Penniless do well what Nirvana and Weezer, and to a lesser extent the Pixies, who sit closer to the roots of this formation, also do well: incorporate a number of scattered idioms into a seamless flow that both preserves and improves upon the original sound. That’s no easy task, and though I haven’t heard Penniless’ earlier efforts, I’ll bet that years of playing together helps when it comes to crafting such a tight and intelligent sound.

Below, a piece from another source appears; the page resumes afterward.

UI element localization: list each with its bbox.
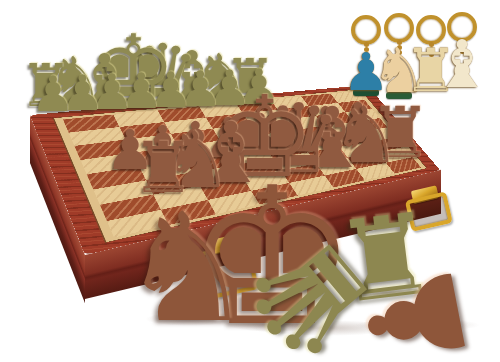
- product-photo-scene: ♜♞♝♛♚♝♞♜♟♟♟♟♟♟♟♟♟♟♟♟♟♟♟♟♜♞♝♛♚♝♞♜ ♞♚♛♜♟ ♟…: [0, 0, 500, 362]
- keychain-piece-bishop: ♝: [432, 32, 491, 98]
- piece-brass-pawn-h7: ♟: [31, 70, 75, 119]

Moreover, this style isn’t just a faithful copy of bands living closer to the mainstream of rock and roll culture. Maybe, as the Finnish rock critic says, it’s a mark of their nationality, or maybe it’s just who they are (which would of course include which language they speak, where they grew up, the number of quarts of vodka they can consume before passing out), but the lyrics are what really make Penniless. I have said that they have a touch of Nirvana’s fascination with death. But Cobain would never express this obsession with the words “My mind and the other side are well connected” (“Black Crows”). Those lyrics have a wonderful literal quality that makes their poetry material — as in real. I can imagine Rivers Cuomo singing “If you go I’ll feed the dog” (“Adam’s Apple Pie”), but he wouldn’t lead up to it by singing with unabashed emotion “All my bones / All my bones are full of you”. It’s that push and pull between awkward everyday life and the emotional yearning at the heart of all rock music that pushes Anola beyond Nirvana’s morose simpering and Weezer’s clever evasiveness and into a place that feels strangely like home. On “Imbecile” (one of my favorites), after making the aforementioned rhyme between “imbecile” and “in Brazil”, the bridge goes “I’ll change the way / you look at the world / I’ll change the way it turns”. Now, any self-help book will tell you that you can’t change somebody, but the simple rhyme imbecile/in Brazil expresses the whole sentiment, futility and all.
Guess my review will take your Pixies, Nirvana, and Weezer tallies up to 28, 12, and 11, respectively. But, as one of the Alisaaris sings on the album’s closer, “Lullabies”: “I make songs for lovers / I don’t need no others”. Amen. Comparison to three of the greatest ain’t nothing to be ashamed of.